Behold a pseudo-event. Last week a tiny hedge fund, with 0.02% of Exxon’s stock, originally sought to name 40% of the company’s directors; a great victory in the climate wars was declared when a shareholder vote appointed two of its nominees to an expanded board of 12.
Except the hedge fund may not be what you think, operating on behalf of anonymous, profit-seeking investors.
Its capital is supplied entirely by its founders of five months ago, led by the 30-year hedge-fund veteran Chris James of San Francisco.
And strangely unfiduciary was its pledge to spend $30 million in a proxy fight over an Exxon stake worth $50 million, which would tend to put its investors already severely underwater.
Ditto the fund’s desire, as interpreted in many press accounts, for Exxon to exit the oil industry in favor of wind and solar, in which it has no expertise or advantage.
Content-wise, Mr. James’s campaign makes a lot more sense as a variation on a familiar theme: activists substituting crowd-pleasing potshots at “big oil” for the climate policy victories they haven’t won.

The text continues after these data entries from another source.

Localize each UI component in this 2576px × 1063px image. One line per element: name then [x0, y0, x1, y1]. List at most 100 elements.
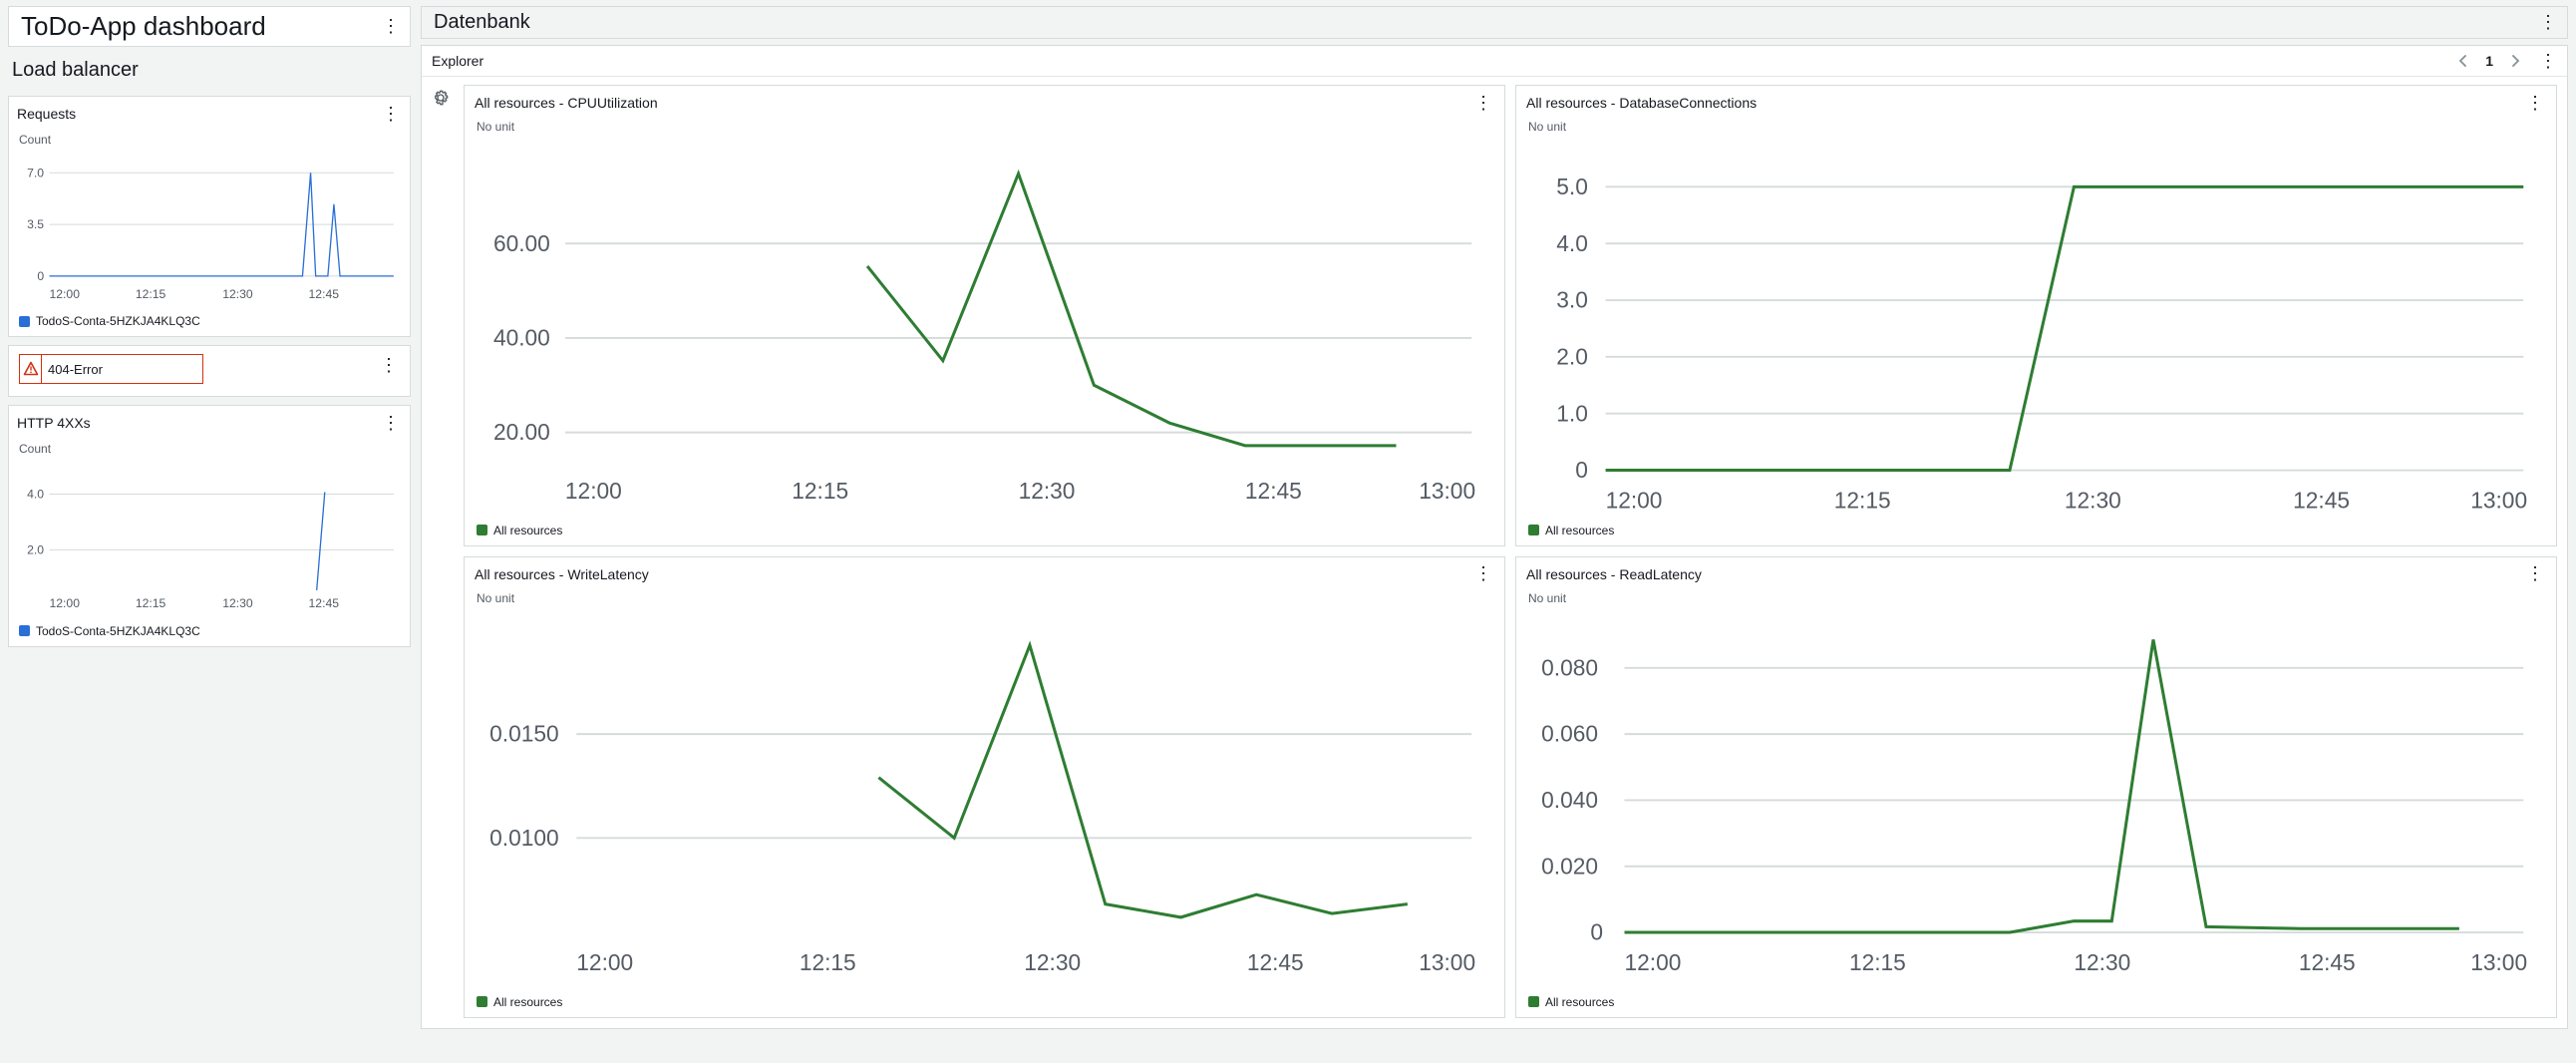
svg-text:12:45: 12:45	[2299, 949, 2356, 975]
svg-text:12:45: 12:45	[309, 287, 340, 301]
legend-label: All resources	[1545, 995, 1614, 1009]
chart-area[interactable]: 5.0 4.0 3.0 2.0 1.0 0 1	[1526, 140, 2546, 518]
chart-area[interactable]: 7.0 3.5 0 12:00 12:15 12:30 12:45	[17, 155, 402, 306]
legend-swatch-icon	[1528, 996, 1539, 1007]
chart-unit-label: No unit	[1526, 116, 2546, 138]
svg-text:12:30: 12:30	[2065, 487, 2121, 513]
widget-requests: Requests ⋮ Count 7.0 3.5 0	[8, 96, 411, 337]
chart-title: All resources - WriteLatency	[475, 566, 649, 582]
explorer-label: Explorer	[432, 53, 483, 69]
chart-legend: All resources	[475, 520, 1494, 537]
alarm-icon	[20, 355, 42, 383]
svg-text:12:15: 12:15	[1834, 487, 1891, 513]
legend-label: All resources	[493, 995, 562, 1009]
widget-menu-icon[interactable]: ⋮	[380, 412, 402, 434]
svg-text:0: 0	[1575, 457, 1588, 483]
svg-text:0: 0	[1590, 918, 1603, 944]
svg-text:0.060: 0.060	[1541, 721, 1598, 747]
widget-menu-icon[interactable]: ⋮	[378, 354, 400, 376]
chart-card-readlatency: All resources - ReadLatency ⋮ No unit	[1515, 556, 2557, 1018]
legend-label: All resources	[493, 524, 562, 537]
widget-menu-icon[interactable]: ⋮	[1472, 563, 1494, 585]
svg-text:0.0100: 0.0100	[489, 825, 559, 851]
chart-card-dbconn: All resources - DatabaseConnections ⋮ No…	[1515, 85, 2557, 546]
svg-text:0.080: 0.080	[1541, 654, 1598, 680]
svg-text:12:30: 12:30	[1024, 949, 1081, 975]
legend-label: All resources	[1545, 524, 1614, 537]
explorer-menu-icon[interactable]: ⋮	[2537, 50, 2559, 72]
chart-unit-label: Count	[17, 438, 402, 460]
legend-swatch-icon	[477, 525, 487, 535]
svg-text:12:45: 12:45	[2293, 487, 2350, 513]
chart-legend: TodoS-Conta-5HZKJA4KLQ3C	[17, 620, 402, 638]
legend-swatch-icon	[19, 316, 30, 327]
chart-unit-label: No unit	[475, 587, 1494, 609]
svg-text:0: 0	[37, 269, 44, 283]
svg-text:13:00: 13:00	[1419, 949, 1475, 975]
svg-text:3.5: 3.5	[27, 217, 44, 231]
svg-text:13:00: 13:00	[1419, 478, 1475, 504]
legend-label: TodoS-Conta-5HZKJA4KLQ3C	[36, 314, 200, 328]
svg-text:12:30: 12:30	[222, 287, 253, 301]
svg-text:12:45: 12:45	[309, 597, 340, 611]
svg-text:12:45: 12:45	[1247, 949, 1304, 975]
svg-text:12:00: 12:00	[50, 287, 81, 301]
alarm-item[interactable]: 404-Error	[19, 354, 203, 384]
widget-http4xx: HTTP 4XXs ⋮ Count 4.0 2.0	[8, 405, 411, 646]
chart-area[interactable]: 0.080 0.060 0.040 0.020 0 12:00	[1526, 611, 2546, 989]
svg-text:12:45: 12:45	[1245, 478, 1302, 504]
pager-next-button[interactable]	[2505, 51, 2525, 71]
pager-index: 1	[2485, 53, 2493, 69]
widget-menu-icon[interactable]: ⋮	[2524, 563, 2546, 585]
chart-card-writelatency: All resources - WriteLatency ⋮ No unit	[464, 556, 1505, 1018]
svg-text:12:00: 12:00	[1606, 487, 1663, 513]
chart-unit-label: Count	[17, 129, 402, 151]
svg-text:0.040: 0.040	[1541, 787, 1598, 813]
svg-text:0.020: 0.020	[1541, 853, 1598, 879]
section-title-bar-right: Datenbank ⋮	[421, 6, 2568, 39]
chart-unit-label: No unit	[475, 116, 1494, 138]
svg-text:60.00: 60.00	[493, 230, 550, 256]
svg-text:0.0150: 0.0150	[489, 721, 559, 747]
widget-menu-icon[interactable]: ⋮	[1472, 92, 1494, 114]
chart-title: HTTP 4XXs	[17, 415, 91, 431]
pager-prev-button[interactable]	[2453, 51, 2473, 71]
chart-area[interactable]: 4.0 2.0 12:00 12:15 12:30 12:45	[17, 464, 402, 615]
svg-text:12:30: 12:30	[1019, 478, 1076, 504]
alarm-label: 404-Error	[42, 362, 109, 377]
chart-card-cpu: All resources - CPUUtilization ⋮ No unit	[464, 85, 1505, 546]
dashboard-title-bar: ToDo-App dashboard ⋮	[8, 6, 411, 47]
svg-text:12:30: 12:30	[222, 597, 253, 611]
svg-text:12:30: 12:30	[2074, 949, 2130, 975]
svg-text:13:00: 13:00	[2470, 487, 2527, 513]
section-title-right: Datenbank	[434, 11, 530, 34]
dashboard-menu-icon[interactable]: ⋮	[380, 16, 402, 38]
svg-text:12:15: 12:15	[800, 949, 856, 975]
svg-text:12:15: 12:15	[792, 478, 848, 504]
svg-text:12:00: 12:00	[576, 949, 633, 975]
legend-swatch-icon	[477, 996, 487, 1007]
svg-text:1.0: 1.0	[1556, 400, 1588, 426]
chart-legend: All resources	[1526, 520, 2546, 537]
legend-swatch-icon	[19, 625, 30, 636]
gear-icon[interactable]	[430, 87, 452, 109]
legend-label: TodoS-Conta-5HZKJA4KLQ3C	[36, 624, 200, 638]
svg-text:40.00: 40.00	[493, 324, 550, 350]
chart-title: All resources - DatabaseConnections	[1526, 95, 1757, 111]
svg-text:5.0: 5.0	[1556, 174, 1588, 199]
section-menu-icon[interactable]: ⋮	[2537, 12, 2559, 34]
svg-text:12:15: 12:15	[136, 597, 166, 611]
section-title-left: Load balancer	[8, 55, 411, 88]
chart-legend: TodoS-Conta-5HZKJA4KLQ3C	[17, 310, 402, 328]
svg-text:2.0: 2.0	[27, 543, 44, 557]
chart-title: All resources - CPUUtilization	[475, 95, 658, 111]
legend-swatch-icon	[1528, 525, 1539, 535]
svg-text:12:00: 12:00	[50, 597, 81, 611]
chart-area[interactable]: 60.00 40.00 20.00 12:00 12:15 12:30	[475, 140, 1494, 518]
widget-menu-icon[interactable]: ⋮	[2524, 92, 2546, 114]
chart-title: All resources - ReadLatency	[1526, 566, 1702, 582]
widget-menu-icon[interactable]: ⋮	[380, 103, 402, 125]
svg-text:12:15: 12:15	[1849, 949, 1906, 975]
chart-area[interactable]: 0.0150 0.0100 12:00 12:15 12:30 12:45	[475, 611, 1494, 989]
dashboard-title: ToDo-App dashboard	[21, 11, 266, 42]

When you’ve failed to convince consumers to stop consuming oil, when you’ve failed to sway politicians to ban or even disincentivize its production, that’s when you go to oil company boards and insist that they voluntarily refrain from producing a legal product for which there is huge and inelastic demand.
Of course, the idea is absurd and Mr. James is not absurd. In the real world, the Biden administration has been conspicuously defending in court many of the Trump administration’s pro-drilling actions, to the annoyance of environmentalists.
It responded with five-alarm panic to the Colonial Pipeline shutdown when voters on the East Coast couldn’t get gasoline.
In the real world, oil shares are up sharply in 2021, after a rout in 2020 that had nothing to with Americans wanting to give up fossil fuels.
Mr. James’s new activist fund, Engine No. 1, named after a San Francisco firehouse, is a repository of a mere $250 million, which I’m guessing is a fraction of his net worth—notably, the assets under management of his previous firm, Partner Fund Management, fell by a reported $4 billion last year around the time Mr. James’s stepped away.